En raison de tout cela, l’écologiste considère qu’ « il est impératif que la SEMARNAT, à travers la Direction générale d’impact et de risque environnemental, le gouvernement de l’État et les Gouvernements municipaux, consulte non pas seulement les affecté-e-s du territoire où on souhaite construire l’hydroélectrique, mais également tous ceux qui seront affectés par les bassins en aval.

Toutefois, Salazar Zenil a rappelé que « Ignacio Peralta (gouverneur actuel de Colima) et Nabor Ochoa, Secrétaire de la Promotion Économique et Président Municipal de Manzanillo, furent ceux qui ont cherché à promouvoir ces projets, qui au fil de 10 ans n’ont laissé rien de plus que la destruction et quelques pêcheurs qui ont préférer se suicider plutôt  que continuer à vivre dans la pauvreté. »
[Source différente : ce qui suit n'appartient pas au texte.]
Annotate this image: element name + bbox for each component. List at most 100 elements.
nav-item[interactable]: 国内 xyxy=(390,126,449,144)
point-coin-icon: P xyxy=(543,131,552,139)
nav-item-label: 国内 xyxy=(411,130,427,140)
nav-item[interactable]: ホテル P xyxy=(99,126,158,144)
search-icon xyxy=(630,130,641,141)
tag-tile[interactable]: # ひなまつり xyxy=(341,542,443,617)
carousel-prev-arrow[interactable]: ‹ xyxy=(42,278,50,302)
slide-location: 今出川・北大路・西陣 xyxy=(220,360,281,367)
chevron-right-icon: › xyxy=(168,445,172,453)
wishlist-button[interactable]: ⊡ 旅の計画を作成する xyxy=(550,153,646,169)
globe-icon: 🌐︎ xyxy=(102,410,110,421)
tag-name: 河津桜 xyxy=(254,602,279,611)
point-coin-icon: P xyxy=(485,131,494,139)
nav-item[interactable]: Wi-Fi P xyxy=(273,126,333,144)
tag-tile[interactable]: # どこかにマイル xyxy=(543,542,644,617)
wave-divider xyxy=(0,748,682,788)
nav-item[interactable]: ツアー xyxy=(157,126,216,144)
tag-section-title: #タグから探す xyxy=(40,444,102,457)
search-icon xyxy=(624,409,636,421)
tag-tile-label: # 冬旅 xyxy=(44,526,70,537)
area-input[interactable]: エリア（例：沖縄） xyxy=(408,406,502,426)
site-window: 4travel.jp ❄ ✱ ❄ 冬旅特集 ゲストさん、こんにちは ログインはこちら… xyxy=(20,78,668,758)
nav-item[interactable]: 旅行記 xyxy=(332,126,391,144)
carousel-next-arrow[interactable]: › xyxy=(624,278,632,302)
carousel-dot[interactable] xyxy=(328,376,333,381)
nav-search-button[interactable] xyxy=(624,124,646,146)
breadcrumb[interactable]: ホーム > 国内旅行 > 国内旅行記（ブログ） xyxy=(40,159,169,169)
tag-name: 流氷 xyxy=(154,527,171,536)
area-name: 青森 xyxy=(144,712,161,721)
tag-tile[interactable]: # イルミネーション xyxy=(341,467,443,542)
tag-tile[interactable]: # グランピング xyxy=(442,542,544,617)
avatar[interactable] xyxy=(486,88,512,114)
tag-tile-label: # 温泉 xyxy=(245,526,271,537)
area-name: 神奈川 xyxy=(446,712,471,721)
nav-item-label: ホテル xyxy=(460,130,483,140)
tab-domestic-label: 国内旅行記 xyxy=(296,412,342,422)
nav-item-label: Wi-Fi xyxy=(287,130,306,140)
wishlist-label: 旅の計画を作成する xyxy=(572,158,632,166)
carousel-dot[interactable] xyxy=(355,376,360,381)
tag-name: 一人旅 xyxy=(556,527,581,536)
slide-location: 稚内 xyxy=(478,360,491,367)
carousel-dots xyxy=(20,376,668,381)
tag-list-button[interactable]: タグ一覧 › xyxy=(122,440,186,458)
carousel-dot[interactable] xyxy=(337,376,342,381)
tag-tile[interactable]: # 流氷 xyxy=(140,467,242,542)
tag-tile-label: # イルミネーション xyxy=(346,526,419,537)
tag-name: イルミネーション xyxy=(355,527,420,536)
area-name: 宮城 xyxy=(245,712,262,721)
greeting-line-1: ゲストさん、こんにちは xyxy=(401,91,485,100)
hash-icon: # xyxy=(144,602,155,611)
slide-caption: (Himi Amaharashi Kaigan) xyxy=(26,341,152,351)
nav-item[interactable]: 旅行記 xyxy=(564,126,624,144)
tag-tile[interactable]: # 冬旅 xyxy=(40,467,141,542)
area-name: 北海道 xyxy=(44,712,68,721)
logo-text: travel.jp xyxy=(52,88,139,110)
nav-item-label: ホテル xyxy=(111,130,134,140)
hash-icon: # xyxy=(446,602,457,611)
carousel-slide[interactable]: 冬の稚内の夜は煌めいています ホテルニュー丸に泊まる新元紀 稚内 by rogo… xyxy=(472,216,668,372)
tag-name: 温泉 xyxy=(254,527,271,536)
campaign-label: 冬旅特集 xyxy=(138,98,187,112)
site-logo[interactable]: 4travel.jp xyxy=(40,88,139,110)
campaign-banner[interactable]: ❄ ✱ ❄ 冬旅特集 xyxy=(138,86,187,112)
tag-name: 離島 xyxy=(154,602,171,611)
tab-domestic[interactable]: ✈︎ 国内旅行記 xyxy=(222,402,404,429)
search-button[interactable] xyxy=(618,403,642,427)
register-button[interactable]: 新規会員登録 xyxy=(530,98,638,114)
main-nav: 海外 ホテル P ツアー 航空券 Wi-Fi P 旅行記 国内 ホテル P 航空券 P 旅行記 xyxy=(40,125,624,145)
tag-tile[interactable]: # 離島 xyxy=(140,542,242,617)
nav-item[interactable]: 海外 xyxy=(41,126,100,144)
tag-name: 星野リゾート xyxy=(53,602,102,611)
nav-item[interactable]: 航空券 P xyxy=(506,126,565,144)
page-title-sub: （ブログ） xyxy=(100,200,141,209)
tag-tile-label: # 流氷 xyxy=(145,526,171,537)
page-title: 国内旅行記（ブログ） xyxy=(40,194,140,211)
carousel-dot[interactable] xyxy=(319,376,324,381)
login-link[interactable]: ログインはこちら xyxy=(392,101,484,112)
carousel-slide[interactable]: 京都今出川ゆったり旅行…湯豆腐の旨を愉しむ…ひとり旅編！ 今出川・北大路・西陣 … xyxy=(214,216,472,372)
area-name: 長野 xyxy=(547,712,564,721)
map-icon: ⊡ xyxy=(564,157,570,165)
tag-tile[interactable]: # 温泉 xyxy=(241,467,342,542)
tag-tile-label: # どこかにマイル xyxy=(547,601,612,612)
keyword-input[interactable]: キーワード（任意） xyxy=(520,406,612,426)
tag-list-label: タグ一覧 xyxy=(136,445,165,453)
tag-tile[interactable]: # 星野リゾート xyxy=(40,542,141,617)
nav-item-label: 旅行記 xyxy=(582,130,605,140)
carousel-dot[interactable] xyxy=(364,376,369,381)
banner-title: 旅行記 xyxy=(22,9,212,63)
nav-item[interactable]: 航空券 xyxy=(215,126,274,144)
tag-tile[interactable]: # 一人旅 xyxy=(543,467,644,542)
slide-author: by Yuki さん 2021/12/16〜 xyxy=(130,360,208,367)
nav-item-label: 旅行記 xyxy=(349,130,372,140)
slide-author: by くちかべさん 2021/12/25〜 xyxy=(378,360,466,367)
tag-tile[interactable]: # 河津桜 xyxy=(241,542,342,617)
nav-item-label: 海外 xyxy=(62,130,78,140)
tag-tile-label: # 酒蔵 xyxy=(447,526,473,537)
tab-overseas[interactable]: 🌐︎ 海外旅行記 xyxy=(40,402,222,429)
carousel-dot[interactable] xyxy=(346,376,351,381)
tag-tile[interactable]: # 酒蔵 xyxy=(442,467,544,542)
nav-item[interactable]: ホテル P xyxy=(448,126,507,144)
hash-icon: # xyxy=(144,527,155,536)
Alternatives à la construction de méga projets

Pour Esperanza Salazar, «aucun projet hydroélectrique n’est nécessaire. Le Mexique produit beaucoup plus d’énergie que ce qu’il dépense.»

Elle a indiqué que « 40% de la capacité installée de la CFE n’est pas en opération, parce que les entreprises privées générent déjà leur propre énergie. Pourquoi continuer d’autoriser des hydroélectriques au lieu de mettre en marche la capacité que la CFE a déjà? »

Elle a estimé que la solution était de changer le modèle de production et de développement «pour ne pas générer chaque fois plus d’énergie pour satisfaire l’ambition de ce modèle qui ne fait que continuer à accumuler la richesse dans les mains de quelques-uns au coût de la souffrance et de la vie de millions de personnes dans le monde ».

Finalement, la coordonnatrice de Bios Iguana a exprimé que « la solution n’est pas d’alimenter le même système qui est celui d’un baril sans fond, la planète ne s’étend pas, et comme l’a dit Berta Cáceres: Despertemos Humanidad ya no hay tiempo (Réveillons-nous, Humanité, il n’y a plus de temps) ».